Location, Location, Location

It's true: how much Medicare spends on you if you are old and sick depends on where you live. Researchers at the Dartmouth Institute for Health Policy and Clinical Practice have been saying this for years, but the skeptics insisted that maybe the people who had more tests and treatments were sicker, and maybe people just happened to be sicker in certain parts of the country than in others. Or maybe patients in some areas insisted on more aggressive treatment than patients elsewhere. Now, a new study carried out by the independent, well-respected Institute of Medicine suggests that the Dartmouth researchers were right all along. 

Not only are there parts of the country where both prices and “resource utilization,” or the intensity of tests and treatments, are higher than others, not only are these differences very large, but they have remained unchanged for the past 20 years. What’s going on here?

The new study finds that some of the geographic variation is related to the patients’ health status—people really are sicker in certain places than in others. But most of the difference between the high cost, high intensity regions and low spending regions is driven by the utilization of “post-acute services,” or care in places such as rehab centers after hospitalization. If post-acute care were the same everywhere, the variation in Medicare spending would fall by 73%. The rest of the difference between the high spending regions and the low spending areas is due to acute care, ie hospitalization.
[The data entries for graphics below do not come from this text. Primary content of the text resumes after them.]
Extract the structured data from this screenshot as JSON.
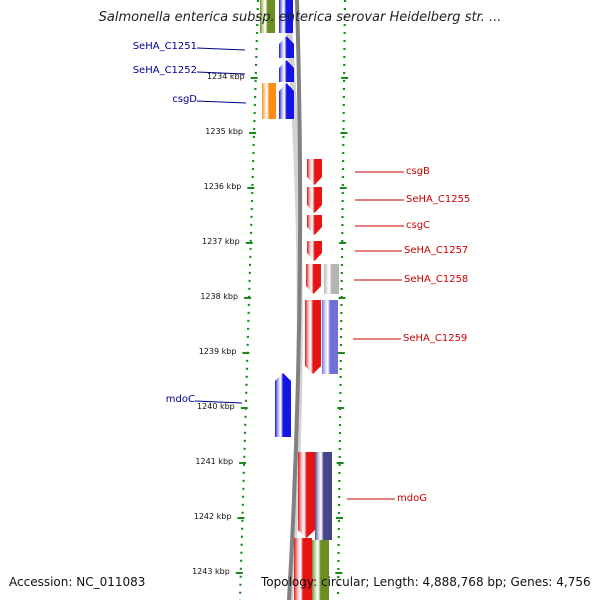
{
  "title": "Salmonella enterica subsp. enterica serovar Heidelberg str. ...",
  "footer": {
    "accession": "Accession: NC_011083",
    "topology": "Topology: circular; Length: 4,888,768 bp; Genes: 4,756"
  },
  "colors": {
    "blue": "#1414e6",
    "red": "#e61414",
    "orange": "#ff8c14",
    "gray": "#b4b4b4",
    "lavender": "#7070d8",
    "navy": "#46448a",
    "olive": "#6b8e23",
    "dots": "#1a8a1a",
    "backbone": "#808080"
  },
  "ticks": [
    {
      "label": "1234 kbp",
      "kbp": 1234
    },
    {
      "label": "1235 kbp",
      "kbp": 1235
    },
    {
      "label": "1236 kbp",
      "kbp": 1236
    },
    {
      "label": "1237 kbp",
      "kbp": 1237
    },
    {
      "label": "1238 kbp",
      "kbp": 1238
    },
    {
      "label": "1239 kbp",
      "kbp": 1239
    },
    {
      "label": "1240 kbp",
      "kbp": 1240
    },
    {
      "label": "1241 kbp",
      "kbp": 1241
    },
    {
      "label": "1242 kbp",
      "kbp": 1242
    },
    {
      "label": "1243 kbp",
      "kbp": 1243
    }
  ],
  "left_labels": [
    {
      "name": "SeHA_C1251",
      "color": "#00008b"
    },
    {
      "name": "SeHA_C1252",
      "color": "#00008b"
    },
    {
      "name": "csgD",
      "color": "#00008b"
    },
    {
      "name": "mdoC",
      "color": "#00008b"
    }
  ],
  "right_labels": [
    {
      "name": "csgB",
      "color": "#cc0000"
    },
    {
      "name": "SeHA_C1255",
      "color": "#cc0000"
    },
    {
      "name": "csgC",
      "color": "#cc0000"
    },
    {
      "name": "SeHA_C1257",
      "color": "#cc0000"
    },
    {
      "name": "SeHA_C1258",
      "color": "#cc0000"
    },
    {
      "name": "SeHA_C1259",
      "color": "#cc0000"
    },
    {
      "name": "mdoG",
      "color": "#cc0000"
    }
  ]
}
If hospitalization rates and hospital care were the same everywhere, the variation in Medicare spending would fall by 27%.

The authors of the IOM study suggest that the fix to the variation problem is to promote the “clinical and financial integration of health care delivery systems.” In other words, if hospitals and rehab centers and primary care doctors all shared responsibility for taking care of patients, if they had to share a fixed payment from Medicare, or so the argument goes, then each sector would behave efficiently so as to avoid penalizing both themselves and everyone else. This is the arrangement in the Accountable Care Organization model, currently being tested by Medicare in 32 sites across the country. 

Preliminary data suggest that the ACO approach may work to make the member organizations (hospitals, physician practices, etc.) more efficient. It may bring down costs. But concluding that ACOs are the way to control cost while maximizing quality, along with other forms of integration such as the “patient-centered medical homes” and “bundled payments,” begs the question of why there is geographic variation in the intensity of both acute care and post-acute care. If lack of integration is the culprit, is there less integration in some parts of the country than in others? Are rehab centers and hospitals doing more because they can get away with it, or for some other reasons?

Location clearly matters. But before you decide where to live based on your preference for a lot of medical interventions or few medical interventions (with little evidence of any consequence for your health either way), and before Medicare goes ahead and "incentivizes" integration within health care systems, we need some more answers.